Brazil's sweeping crackdown on illegal online gambling begins now

Brazil is cracking down on unregulated online gambling as part of a major industry overhaul. President Luiz Inácio Lula da Silva signed a new gambling law in December 2023, setting stricter rules for operators. The government now aims to shut down illegal sites while licensing approved businesses in the coming months. The Ministry of Finance has given nearly 100 companies permission to run 210 legal gambling websites. These firms currently hold temporary licences, which will soon be replaced by full five-year permits. To qualify, operators must pay a $5.3 million fee and meet strict industry standards.

Unauthorised gambling sites face a deadline to comply. By October, they must apply for accreditation or risk closure.
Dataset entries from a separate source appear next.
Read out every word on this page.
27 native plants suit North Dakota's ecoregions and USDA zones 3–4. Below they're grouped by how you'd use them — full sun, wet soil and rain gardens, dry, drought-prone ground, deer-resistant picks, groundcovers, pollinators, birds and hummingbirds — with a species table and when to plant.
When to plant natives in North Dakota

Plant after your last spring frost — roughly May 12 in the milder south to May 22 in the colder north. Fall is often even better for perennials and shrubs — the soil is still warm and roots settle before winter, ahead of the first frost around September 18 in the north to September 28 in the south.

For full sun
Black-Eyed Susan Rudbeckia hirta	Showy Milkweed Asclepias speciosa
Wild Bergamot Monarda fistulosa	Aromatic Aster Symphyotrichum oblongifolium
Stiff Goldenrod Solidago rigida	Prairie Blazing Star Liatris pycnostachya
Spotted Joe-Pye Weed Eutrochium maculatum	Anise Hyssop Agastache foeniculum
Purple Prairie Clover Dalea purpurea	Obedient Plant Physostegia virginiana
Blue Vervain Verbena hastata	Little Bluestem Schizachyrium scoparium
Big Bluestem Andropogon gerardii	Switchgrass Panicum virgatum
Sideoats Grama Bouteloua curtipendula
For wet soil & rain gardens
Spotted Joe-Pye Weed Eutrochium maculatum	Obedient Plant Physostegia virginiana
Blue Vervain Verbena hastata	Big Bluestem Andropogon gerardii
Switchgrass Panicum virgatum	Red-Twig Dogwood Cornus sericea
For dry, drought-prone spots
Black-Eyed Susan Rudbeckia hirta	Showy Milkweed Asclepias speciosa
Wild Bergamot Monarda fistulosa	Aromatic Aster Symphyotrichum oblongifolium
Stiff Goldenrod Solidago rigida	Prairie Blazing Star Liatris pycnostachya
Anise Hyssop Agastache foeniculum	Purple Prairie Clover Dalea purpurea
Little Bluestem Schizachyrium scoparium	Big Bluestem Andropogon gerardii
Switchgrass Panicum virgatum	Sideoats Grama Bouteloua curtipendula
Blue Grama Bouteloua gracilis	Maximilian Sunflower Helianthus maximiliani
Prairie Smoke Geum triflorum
Finance Minister Fernando Haddad has made it clear that unregulated platforms will be blocked to protect consumers and secure tax revenue.

Estimates suggest between 24 million and 52 million Brazilians gamble online, though the exact number remains debated. The government has identified around 2,050 illegal sites for potential shutdown, signalling a tougher stance on enforcement. The first full gambling licences are expected within months, marking a shift toward tighter regulation. Legal operators will pay fees and follow new rules, while illegal platforms face forced shutdowns. The changes aim to create a safer market while boosting state income from the growing industry.